Understanding the impact of these fires is where SCISAT shines, explains Grandmont: “SCISAT is the ultimate tool to track the actual impact. By circling the earth every day, it follows relentlessly what appears in the airmass near the surface and monitors whether it sticks and accumulates there for a long time or gets cleaned up by natural processes. We know from lab experiments and physics theory that all molecules interact with infrared light by absorbing distinct colours (or photon energy) that corresponds to their microscopic geometry as if each of them had different shapes and corner to catch light particles of given size and let others through. Hence almost no molecules can go unnoticed by SCISAT. Typical spectrometers are designed to observe colours of interest corresponding to molecules of interest because it is hard and seemingly makes no sense to observe regions you do not intend to conduct science in. SCISAT was not designed this way. It captures all it can. This is what makes it so unique in discovering unexpected phenomena.”

At the heart of research, but not eternal

The valuable data from SCISAT has been shared around the world, such as within the recent UN ozone research report. These collaborations are vital in our understanding of the Earth’s atmosphere and what we can be doing to help ease our own impact.

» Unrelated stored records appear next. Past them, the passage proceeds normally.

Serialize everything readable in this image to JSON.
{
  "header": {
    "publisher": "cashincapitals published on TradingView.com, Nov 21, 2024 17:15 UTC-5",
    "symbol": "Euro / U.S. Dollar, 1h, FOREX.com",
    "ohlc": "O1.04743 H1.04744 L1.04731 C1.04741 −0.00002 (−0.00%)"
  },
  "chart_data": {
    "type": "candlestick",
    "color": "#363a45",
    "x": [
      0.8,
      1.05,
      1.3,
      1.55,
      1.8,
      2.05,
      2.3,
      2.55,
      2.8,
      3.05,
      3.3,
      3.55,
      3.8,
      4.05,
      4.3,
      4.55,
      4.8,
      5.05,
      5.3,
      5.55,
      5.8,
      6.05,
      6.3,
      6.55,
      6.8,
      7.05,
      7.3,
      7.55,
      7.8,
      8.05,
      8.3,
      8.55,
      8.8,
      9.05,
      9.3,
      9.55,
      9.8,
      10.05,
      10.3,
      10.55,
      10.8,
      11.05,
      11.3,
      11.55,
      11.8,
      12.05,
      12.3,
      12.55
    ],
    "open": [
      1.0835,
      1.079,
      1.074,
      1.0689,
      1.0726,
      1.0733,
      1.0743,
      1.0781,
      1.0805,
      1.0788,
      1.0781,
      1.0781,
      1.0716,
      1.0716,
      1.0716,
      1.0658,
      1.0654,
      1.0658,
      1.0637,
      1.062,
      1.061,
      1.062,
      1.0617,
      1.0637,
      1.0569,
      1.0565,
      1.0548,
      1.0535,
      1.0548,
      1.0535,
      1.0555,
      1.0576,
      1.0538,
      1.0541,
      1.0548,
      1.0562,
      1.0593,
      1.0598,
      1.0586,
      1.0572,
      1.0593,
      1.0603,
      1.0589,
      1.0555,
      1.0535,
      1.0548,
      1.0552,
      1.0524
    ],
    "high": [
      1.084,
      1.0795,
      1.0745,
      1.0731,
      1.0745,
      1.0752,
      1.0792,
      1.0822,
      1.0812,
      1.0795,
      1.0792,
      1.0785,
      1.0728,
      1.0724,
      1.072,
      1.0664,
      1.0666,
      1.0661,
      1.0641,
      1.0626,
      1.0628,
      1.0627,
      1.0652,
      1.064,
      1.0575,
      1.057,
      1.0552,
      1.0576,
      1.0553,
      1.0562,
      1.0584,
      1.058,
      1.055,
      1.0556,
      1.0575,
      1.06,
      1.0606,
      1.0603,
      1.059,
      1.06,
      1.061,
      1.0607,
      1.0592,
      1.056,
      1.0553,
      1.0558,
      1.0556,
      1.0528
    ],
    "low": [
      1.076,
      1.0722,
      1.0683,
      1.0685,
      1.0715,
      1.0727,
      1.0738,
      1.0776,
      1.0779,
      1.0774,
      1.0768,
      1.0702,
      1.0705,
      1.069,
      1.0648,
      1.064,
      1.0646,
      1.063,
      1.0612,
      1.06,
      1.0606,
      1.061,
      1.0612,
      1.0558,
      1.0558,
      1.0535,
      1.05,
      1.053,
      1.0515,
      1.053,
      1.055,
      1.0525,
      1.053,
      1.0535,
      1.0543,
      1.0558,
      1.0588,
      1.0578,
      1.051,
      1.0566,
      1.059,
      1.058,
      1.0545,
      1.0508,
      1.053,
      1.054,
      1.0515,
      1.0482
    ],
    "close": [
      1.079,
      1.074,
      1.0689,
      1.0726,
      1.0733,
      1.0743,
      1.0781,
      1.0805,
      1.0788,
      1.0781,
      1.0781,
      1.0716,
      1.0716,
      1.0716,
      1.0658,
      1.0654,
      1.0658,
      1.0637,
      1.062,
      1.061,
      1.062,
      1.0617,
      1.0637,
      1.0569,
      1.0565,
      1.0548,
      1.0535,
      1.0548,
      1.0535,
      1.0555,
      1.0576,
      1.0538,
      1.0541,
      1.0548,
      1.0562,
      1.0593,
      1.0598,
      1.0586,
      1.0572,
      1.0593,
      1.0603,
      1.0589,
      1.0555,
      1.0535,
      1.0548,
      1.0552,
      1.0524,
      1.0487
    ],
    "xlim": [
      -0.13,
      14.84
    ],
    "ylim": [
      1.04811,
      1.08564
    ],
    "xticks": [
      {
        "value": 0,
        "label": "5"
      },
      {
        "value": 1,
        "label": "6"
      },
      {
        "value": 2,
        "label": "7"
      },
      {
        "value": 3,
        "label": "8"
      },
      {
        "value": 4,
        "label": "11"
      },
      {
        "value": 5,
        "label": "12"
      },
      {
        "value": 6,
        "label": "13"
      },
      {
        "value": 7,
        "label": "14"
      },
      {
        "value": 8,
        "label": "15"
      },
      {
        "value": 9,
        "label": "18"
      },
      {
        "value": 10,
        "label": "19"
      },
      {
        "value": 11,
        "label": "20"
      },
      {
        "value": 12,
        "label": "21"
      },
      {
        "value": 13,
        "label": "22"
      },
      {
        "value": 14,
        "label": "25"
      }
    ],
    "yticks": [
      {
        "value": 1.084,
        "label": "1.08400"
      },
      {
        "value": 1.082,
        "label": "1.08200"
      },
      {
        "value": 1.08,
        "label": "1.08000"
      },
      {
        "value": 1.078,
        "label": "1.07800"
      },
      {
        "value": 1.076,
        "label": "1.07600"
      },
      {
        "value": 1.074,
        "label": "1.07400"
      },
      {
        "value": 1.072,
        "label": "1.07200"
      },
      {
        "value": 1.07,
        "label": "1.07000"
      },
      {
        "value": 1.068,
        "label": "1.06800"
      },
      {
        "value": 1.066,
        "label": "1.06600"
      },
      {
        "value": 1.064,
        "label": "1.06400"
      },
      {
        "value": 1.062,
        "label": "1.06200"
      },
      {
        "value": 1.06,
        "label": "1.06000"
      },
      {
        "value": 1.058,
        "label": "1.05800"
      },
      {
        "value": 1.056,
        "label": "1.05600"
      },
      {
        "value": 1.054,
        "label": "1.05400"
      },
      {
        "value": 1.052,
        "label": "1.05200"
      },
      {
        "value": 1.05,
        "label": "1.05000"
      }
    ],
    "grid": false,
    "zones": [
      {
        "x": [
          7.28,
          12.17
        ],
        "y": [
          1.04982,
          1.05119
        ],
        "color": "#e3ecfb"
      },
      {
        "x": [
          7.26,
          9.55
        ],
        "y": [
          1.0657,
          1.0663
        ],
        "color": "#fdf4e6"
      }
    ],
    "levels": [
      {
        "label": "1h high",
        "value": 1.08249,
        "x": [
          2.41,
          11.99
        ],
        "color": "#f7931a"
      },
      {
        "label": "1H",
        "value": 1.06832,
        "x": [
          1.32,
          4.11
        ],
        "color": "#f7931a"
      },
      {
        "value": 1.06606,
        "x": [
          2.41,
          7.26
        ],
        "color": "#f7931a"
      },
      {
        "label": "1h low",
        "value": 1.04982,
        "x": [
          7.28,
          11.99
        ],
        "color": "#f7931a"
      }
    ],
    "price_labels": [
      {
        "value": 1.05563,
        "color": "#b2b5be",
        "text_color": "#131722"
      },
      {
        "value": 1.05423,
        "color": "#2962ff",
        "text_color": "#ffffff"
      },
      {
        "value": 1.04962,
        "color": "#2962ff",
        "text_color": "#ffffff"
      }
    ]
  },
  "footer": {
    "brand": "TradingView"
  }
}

“The SCISAT data is routinely cited in the IPCC report released every year by a group of scientists under mandate from the United Nations to provide the latest forecasts and state of play on climate. SCISAT tracks more than 70 different molecules and isotopologue variants, some of which are considered pollutants, harmful to biology and humans if accumulated in too large concentrations. As such, SCISAT provides critically vital information to climate observers much like a doctor needs a blood test to track a patient’s health,” says Grandmont.

However, SCISAT isn’t eternal and has already well-surpassed its initial lifespan. The mission is swiftly approaching its ‘unavoidable’ end of life due to aging electrical components or even something more drastic like debris hits – so what’s next?

“My hope is that the Canadian Space Agency or another space agency will take the leadership in maintaining this vital capacity and recording data for generations to come,” enthused Grandmont. Thankfully, we are already seeing increased interest from various nations in atmospheric monitoring missions.

“When generations far into the future will wonder about the changes in Earth’s atmospheric composition over the years, the data from SCISAT will be as close a reference as one could get.”